I'm sure the upper end of our datasets won't stop growing for the foreseeable future. But a huge proportion of problems has growth rates well below the growth rate of RAM.

And for that matter, even when we can't stuff it in RAM, the boundaries of what we can do on a single server is also constantly pushed back thanks to SSDs. It's just a few years ago since I was unable to get read speeds of more than 6GB/sec out of a RAM disk. Today I have servers that easily do 2GB/sec out of NVMe SSDs.

It's not that we never need to go beyond a single server. But people often really have no concept of when they'll need to.

For businesses? Sure there's gonna be a lot of limits. Only 7 billion humans so that sorta limits any user tables. Only so many things those people can buy each day, so that limits your orders table.

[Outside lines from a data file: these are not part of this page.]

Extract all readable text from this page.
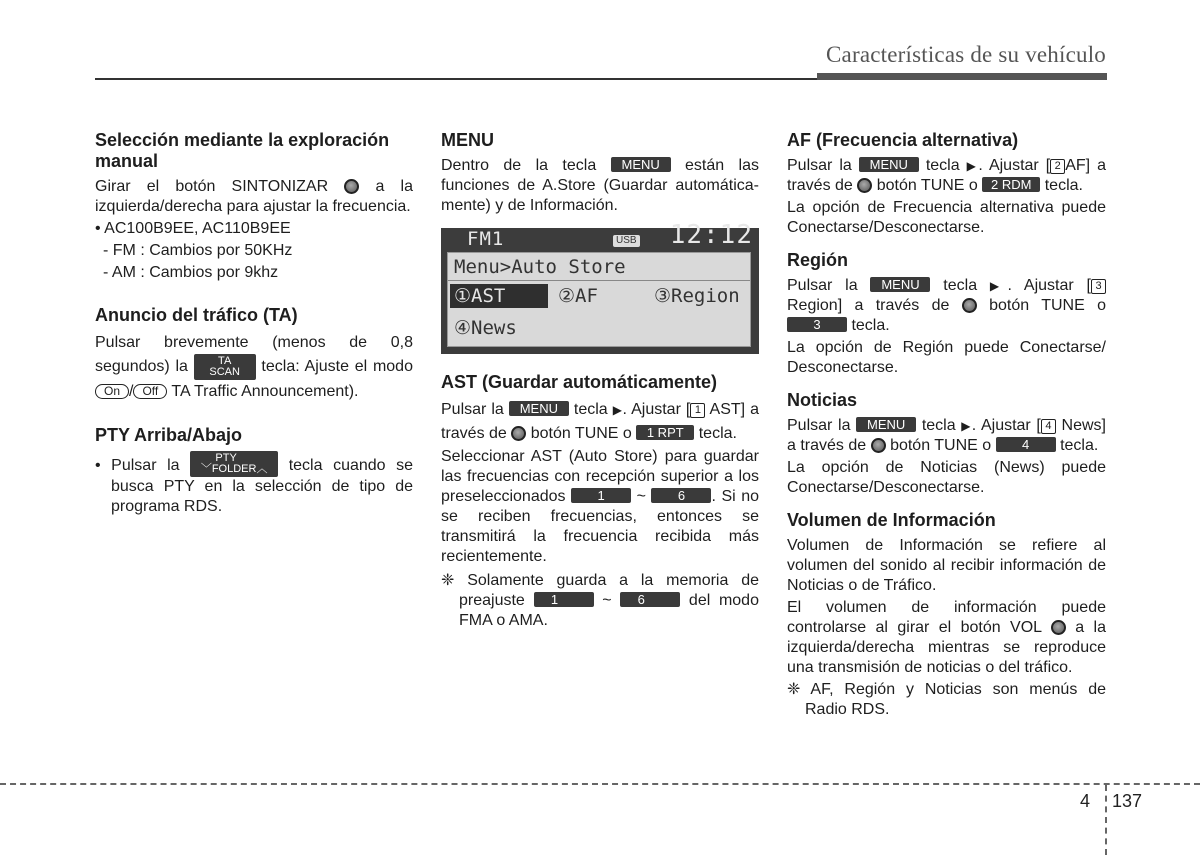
Características de su vehículo
Selección mediante la exploración manual

Girar el botón SINTONIZAR	a la izquierda/derecha para ajustar la frecuencia.

• AC100B9EE, AC110B9EE

- FM : Cambios por 50KHz

- AM : Cambios por 9khz

Anuncio del tráfico (TA)

Pulsar brevemente (menos de 0,8 segundos) la	TA
SCAN tecla: Ajuste el modo On / Off TA Traffic Announcement).

PTY Arriba/Abajo

• Pulsar la	PTY
﹀FOLDER︿ tecla cuando se busca PTY en la selección de tipo de programa RDS.

MENU

Dentro de la tecla MENU están las funciones de A.Store (Guardar automática-mente) y de Información.

FM1	USB 12:12
Menu>Auto Store
①AST	②AF	③Region
④News
AST (Guardar automáticamente)

Pulsar la MENU tecla ▶. Ajustar [ 1 AST] a través de botón TUNE o 1 RPT tecla.

Seleccionar AST (Auto Store) para guardar las frecuencias con recepción superior a los preseleccionados 1 ~ 6 . Si no se reciben frecuencias, entonces se transmitirá la frecuencia recibida más recientemente.

❈ Solamente guarda a la memoria de preajuste 1	~ 6	del modo FMA o AMA.

AF (Frecuencia alternativa)

Pulsar la MENU tecla ▶. Ajustar [ 2 AF] a través de botón TUNE o 2 RDM tecla.

La opción de Frecuencia alternativa puede Conectarse/Desconectarse.

Región

Pulsar la MENU tecla ▶. Ajustar [ 3 Region] a través de botón TUNE o 3 tecla.

La opción de Región puede Conectarse/ Desconectarse.

Noticias

Pulsar la MENU tecla ▶. Ajustar [ 4 News] a través de botón TUNE o 4 tecla.

La opción de Noticias (News) puede Conectarse/Desconectarse.

Volumen de Información

Volumen de Información se refiere al volumen del sonido al recibir información de Noticias o de Tráfico.

El volumen de información puede controlarse al girar el botón VOL a la izquierda/derecha mientras se reproduce una transmisión de noticias o del tráfico.

❈ AF, Región y Noticias son menús de Radio RDS.

4 137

VISA does what, 150M transactions per day? I was doing more volume than that for telephone calls a couple years ago with a $5K server and a default install of MSSQL. (Full ACID, updating balances -- yes I know a CC tx is probably heavier than a VoIP call but still.) At 4KB per tx, VISA could use VoltDB and store all tx's in RAM for a week for like a million or two.

An 150M a day today is not that much more than it was 15 years ago it seems. (50-100% more?).

For many, many, businesses, data size just isn't an issue any more cost wise, and soon won't be a technical challenge at all either. Yet 10, 20 years ago, we're talking 8-digit+ implementations.

Sure there's some things that grow faster, like all this increased tracking. But in general?

I can't remember where it was I saw it recently, but it was pointed out that there are diminishing returns on using more data. Your accuracy with something like Google's pagerank is good with 1 billion data points for input, but doesn't improve much with more data.